The historical Jesus (in the Synoptics or GosJohn either one ) doesn’t mention trinitarian theism clearly either; the doctrinal set is put together from a ton of things said by Jesus and by canonical authors. If it comes to that, neither of the two scriptural example-sets you gave at the start of the thread clearly testify to annihilation either!
Still, the historical Jesus in the Synoptic Gospels clearly says that the unquenchable fire of Gehenna is for salting everyone, and that salting is the best of things and leads to peace with one another when we’re salted in our hearts. (Mark 9:49-50) The most common variation of that verse just adds an OT reference which amounts to the same thing (sacrifices being salted with salt before being burned, both for sake of purifying the sacrifice and giving it to God – the process involves bathing in the Temple’s version of the ‘lake of fire’, too.) Yet commentators (myself included once upon a time) routinely ignore important details in those two verses trying to explain how that doesn’t add up to universal salvation eventually, when they rarely bother to mention those two verses at all!

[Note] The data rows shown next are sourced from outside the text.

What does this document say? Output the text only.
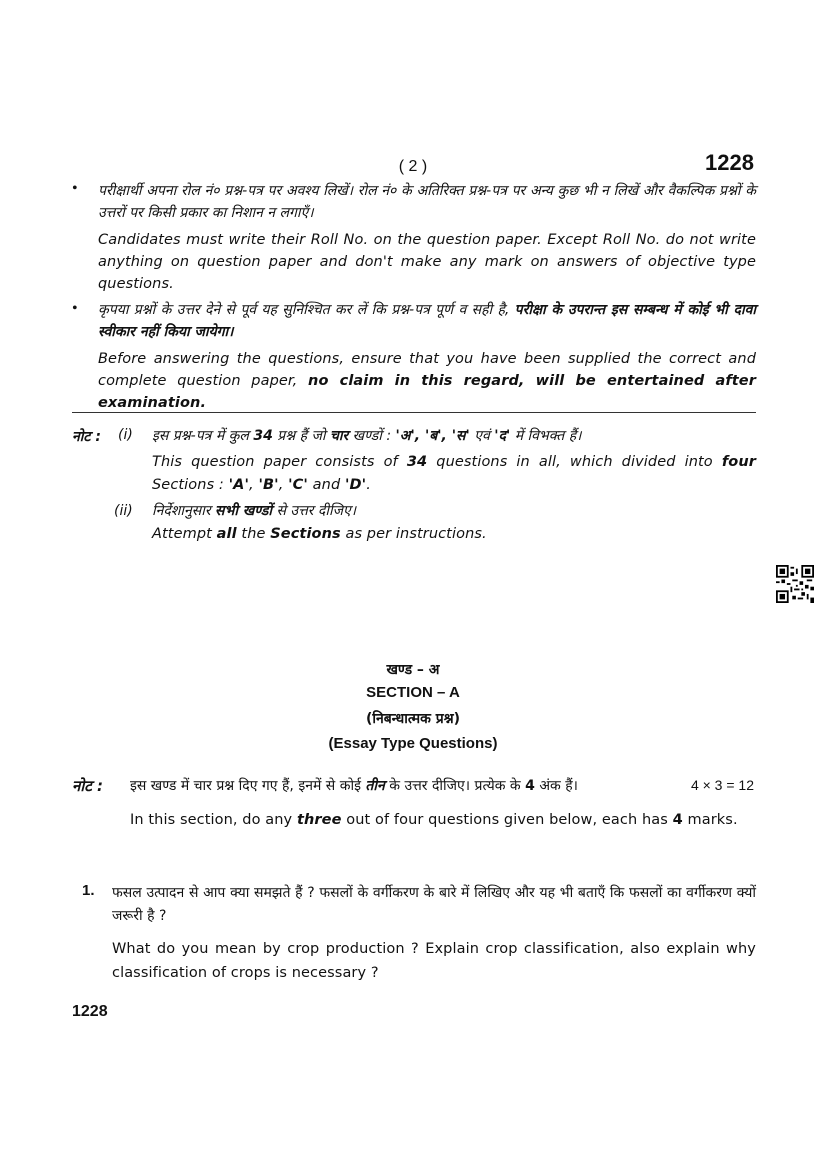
( 2 )	1228
• परीक्षार्थी अपना रोल नं० प्रश्न-पत्र पर अवश्य लिखें। रोल नं० के अतिरिक्त प्रश्न-पत्र पर अन्य कुछ भी न लिखें और वैकल्पिक प्रश्नों के उत्तरों पर किसी प्रकार का निशान न लगाएँ।
Candidates must write their Roll No. on the question paper. Except Roll No. do not write anything on question paper and don't make any mark on answers of objective type questions.
• कृपया प्रश्नों के उत्तर देने से पूर्व यह सुनिश्चित कर लें कि प्रश्न-पत्र पूर्ण व सही है, परीक्षा के उपरान्त इस सम्बन्ध में कोई भी दावा स्वीकार नहीं किया जायेगा।
Before answering the questions, ensure that you have been supplied the correct and complete question paper, no claim in this regard, will be entertained after examination.
नोट : (i) इस प्रश्न-पत्र में कुल 34 प्रश्न हैं जो चार खण्डों : 'अ', 'ब', 'स' एवं 'द' में विभक्त हैं।
This question paper consists of 34 questions in all, which divided into four Sections : 'A', 'B', 'C' and 'D'.
(ii) निर्देशानुसार सभी खण्डों से उत्तर दीजिए।
Attempt all the Sections as per instructions.
खण्ड – अ
SECTION – A
(निबन्धात्मक प्रश्न)
(Essay Type Questions)
नोट : इस खण्ड में चार प्रश्न दिए गए हैं, इनमें से कोई तीन के उत्तर दीजिए। प्रत्येक के 4 अंक हैं।	4 × 3 = 12
In this section, do any three out of four questions given below, each has 4 marks.
1. फसल उत्पादन से आप क्या समझते हैं ? फसलों के वर्गीकरण के बारे में लिखिए और यह भी बताएँ कि फसलों का वर्गीकरण क्यों जरूरी है ?
What do you mean by crop production ? Explain crop classification, also explain why classification of crops is necessary ?
1228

Note that annihilationists, so far as they go, don’t draw that doctrine clearly from Mark 9, but appeal to the final verses of Isaiah being quoted by Jesus there (and at the GosMatt parallel), which is a reasonable method. But then they have to explain away the final two verses of Mark 9, by which Jesus explains the meaning of His reference to Gehenna, and which involve the opposite of annihilation (or eternal conscious torment for that matter). Also there’s a problem with appealing to the final verses of Isaiah by themselves, which is that the scene matches details of something to happen before the general resurrection not after: they only seem to count for anni by stopping the story early.
Anyway, systematic theology isn’t about making guesses about what someone or other would have clearly mentioned due to utter importance – that’s a metaphysical argument (at best, and not one connected to a systematic metaphysic as presented) – but rather about inferring doctrine from compiling the scriptural testimony in a comprehensive and valid way (fitting together as much data as possible).